Posted by: Dave Iverson | April 24, 2007 at 04:50 PM
Dave,
Thanks for the comments and the pointers to recent papers. I got all three papers and will read them through.
This kind of reminds me of the multi-objective optimization in water resources stuff that was big in the '70s when I was in grad school. I remember the "surrogate worth tradeoff method", which didn't force all project benefits to be put in commensurate units but rather required the "decision maker" to make subjective tradeoffs between benefits.

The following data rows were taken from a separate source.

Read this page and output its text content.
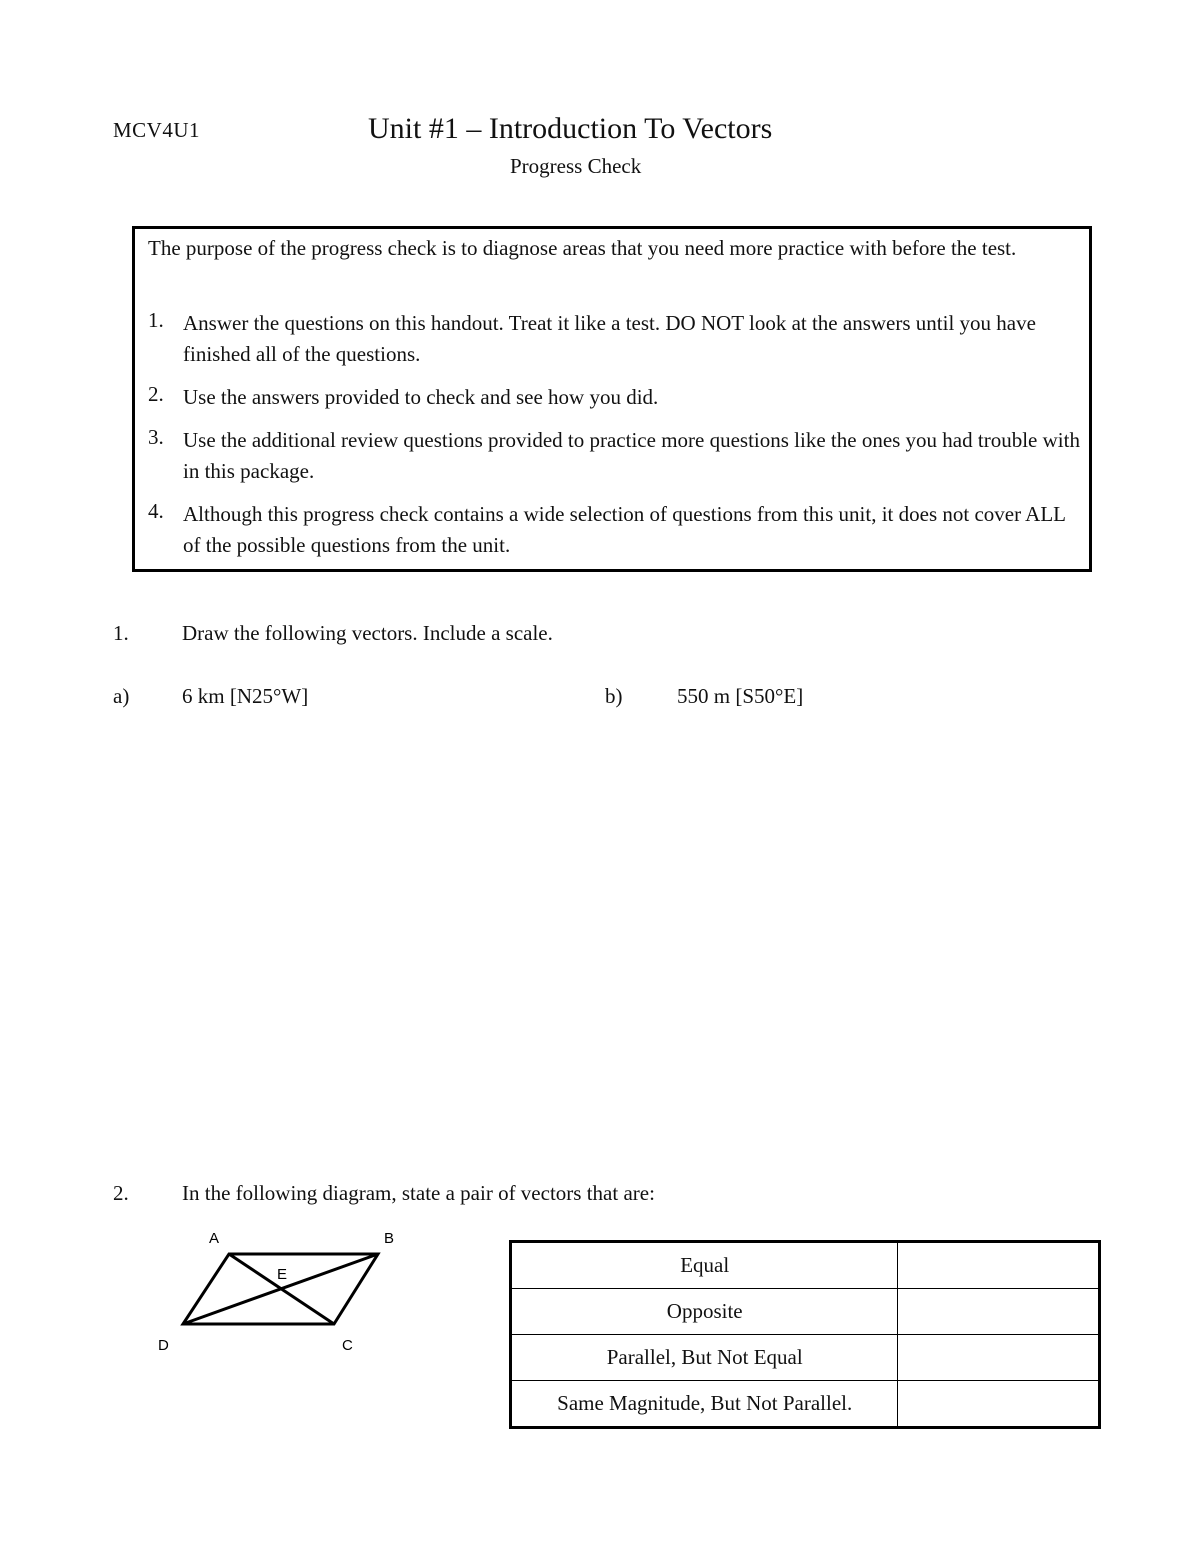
MCV4U1	Unit #1 – Introduction To Vectors
Progress Check
The purpose of the progress check is to diagnose areas that you need more practice with before the test.
1. Answer the questions on this handout. Treat it like a test. DO NOT look at the answers until you have finished all of the questions.
2. Use the answers provided to check and see how you did.
3. Use the additional review questions provided to practice more questions like the ones you had trouble with in this package.
4. Although this progress check contains a wide selection of questions from this unit, it does not cover ALL of the possible questions from the unit.
1.	Draw the following vectors. Include a scale.
a)	6 km [N25°W]	b)	550 m [S50°E]
2.	In the following diagram, state a pair of vectors that are:
A	B
C
D
E	Equal	
Opposite	
Parallel, But Not Equal	
Same Magnitude, But Not Parallel.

Your blog and writings confirm my own feelings that it seems completely unrealistic that we could ever hope to put dollar values on everything, have well-defined property rights, and a market for trading for environmental things. Not only is this not possible, but it sucks the soul out of our relationship to Earth. I am reading E. F. Schumacher's "Small is Beautiful" right now, and I appreciate his worldview, which includes spiritual components, that drives his approach to economics.
David
Posted by: David Garen | April 25, 2007 at 10:34 AM
Part of the reason I put "Ecological Econoimcs" together as a blog was the predominance of the "add it up," "run the numbers," analytical determinism of many econoimcs practitioners. I wanted to let folks know that there are others who approach the subject matter diffently.
I have always held Schumacher in high regard. I love his "Buddhist Economics" from Small is Beautiful.
And I love his less-well-known book A Guide for the Perplexed. One quote:
"The maps produced by modern materialistic Scientism leave all the questions that really matter unanswered; more than that, they deny the validity of the questions."
Posted by: Dave Iverson | April 25, 2007 at 11:52 AM
Dave,
Sounds like we're very much on the same page. I really liked the "Buddhist Economics" chapter too -- something I definitely resonate with. And, it is right in line with the spiritual tradition I associate with -- Mennonite -- and other Christian historic peace church traditions.
I recently purchased "Guide for the Perplexed" and will read it soon. I also bought "For the Common Good" by Daly and Cobb.
I also really like Wendell Berry for his ethic of care for the land and healthy communities, which, of course, has economic implications. There's more to all of this than dollars and cents, and I don't think that is being naive or wishing for the "good old days".
Thanks for your efforts in putting up this blog. There's a definite need for presenting alternatives to the prevailing paradigm, with all of its implicit assumptions about human behavior and motivations, our relationship to the environment, etc.